MP criticises decision not to strike off Liverpool nurse
A health watchdog should be abolished after a senior nurse who bullied staff and failed patients was not permanently struck off, an MP has said.
Helen Lockett, nursing director at the now defunct Liverpool Community Health (LCH), was found guilty of 34 charges after a "three-year reign of terror".
The Nursing and Midwifery Council's (NMC) fitness to practise panel suspended Ms Lockett for 12 months.
Labour MP Rosie Cooper said the NMC's reputation was in "complete disrepute".
The NMC said it was reviewing the decision of the independent panel.
Ms Lockett, who had been director of operations and executive nurse at LCH between 2011 and 2014, was responsible for providing services to 750,000 people on Merseyside.

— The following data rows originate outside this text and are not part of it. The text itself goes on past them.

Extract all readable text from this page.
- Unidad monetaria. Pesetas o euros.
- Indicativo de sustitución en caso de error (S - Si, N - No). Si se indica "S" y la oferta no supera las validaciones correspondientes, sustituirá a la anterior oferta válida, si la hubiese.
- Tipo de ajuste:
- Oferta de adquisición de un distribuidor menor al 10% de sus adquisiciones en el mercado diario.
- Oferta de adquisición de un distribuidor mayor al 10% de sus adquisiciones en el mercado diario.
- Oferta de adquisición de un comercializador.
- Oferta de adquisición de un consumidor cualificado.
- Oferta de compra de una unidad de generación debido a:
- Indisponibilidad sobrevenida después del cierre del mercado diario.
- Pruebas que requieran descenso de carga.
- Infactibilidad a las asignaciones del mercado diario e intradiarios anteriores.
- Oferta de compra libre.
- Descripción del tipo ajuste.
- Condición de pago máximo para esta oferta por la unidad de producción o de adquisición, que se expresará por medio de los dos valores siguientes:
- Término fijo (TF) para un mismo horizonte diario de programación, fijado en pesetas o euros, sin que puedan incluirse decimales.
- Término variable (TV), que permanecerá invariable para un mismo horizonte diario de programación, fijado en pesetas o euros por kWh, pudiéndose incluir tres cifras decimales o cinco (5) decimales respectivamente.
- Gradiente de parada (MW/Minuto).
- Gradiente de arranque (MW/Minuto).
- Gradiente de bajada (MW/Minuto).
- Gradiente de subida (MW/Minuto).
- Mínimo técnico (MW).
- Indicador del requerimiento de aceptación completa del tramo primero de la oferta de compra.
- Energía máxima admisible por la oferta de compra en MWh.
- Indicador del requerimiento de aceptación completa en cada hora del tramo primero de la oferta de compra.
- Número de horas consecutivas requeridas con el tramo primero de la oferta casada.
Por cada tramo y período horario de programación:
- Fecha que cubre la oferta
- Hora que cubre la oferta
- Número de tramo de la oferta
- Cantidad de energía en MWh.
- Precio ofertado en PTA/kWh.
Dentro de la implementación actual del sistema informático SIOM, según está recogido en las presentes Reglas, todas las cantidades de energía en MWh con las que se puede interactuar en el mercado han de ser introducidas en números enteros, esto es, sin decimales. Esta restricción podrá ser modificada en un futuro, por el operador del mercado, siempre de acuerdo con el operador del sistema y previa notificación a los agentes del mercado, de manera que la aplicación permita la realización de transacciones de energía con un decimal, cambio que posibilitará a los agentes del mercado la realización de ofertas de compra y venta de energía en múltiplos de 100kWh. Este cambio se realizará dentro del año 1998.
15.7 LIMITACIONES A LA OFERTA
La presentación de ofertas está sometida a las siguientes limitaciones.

An independent review of the trust found that patients had suffered "unnecessary harm" after cost-cutting led to severe staff shortages.
The independent panel found Ms Lockett had failed to take adequate action concerning reports of inadequate staffing and medication administration and she did not properly respond to reports following the deaths of inmates at Liverpool prison.
It was also found that she bullied and intimidated colleagues, including telling one nurse that she had "wasted 35 years of her life in the nursing profession".
The NMC had sought to have Ms Lockett struck off the nursing register.
But despite the independent panel finding that the misconduct involved a "pattern of failings", it concluded that as she had an otherwise unblemished 30-year nursing career, "it was not in the public interest to permanently remove such an experienced and respected nurse from the practice".
The NMC is understood to be disappointed with the judgement, and has taken the decision to review it at a meeting on Thursday.
"I think striking off would have been the only safe decision," said Ms Cooper.
She said the director of nursing engaged in a "three-year reign of terror which ended with Helen Lockett receiving a £25,000 payoff".
"This decision has the brought the NMC's reputation into complete disrepute."
She is now calling for the NMC to be "replaced with a body which can instil confidence into the profession for both nurses and the public".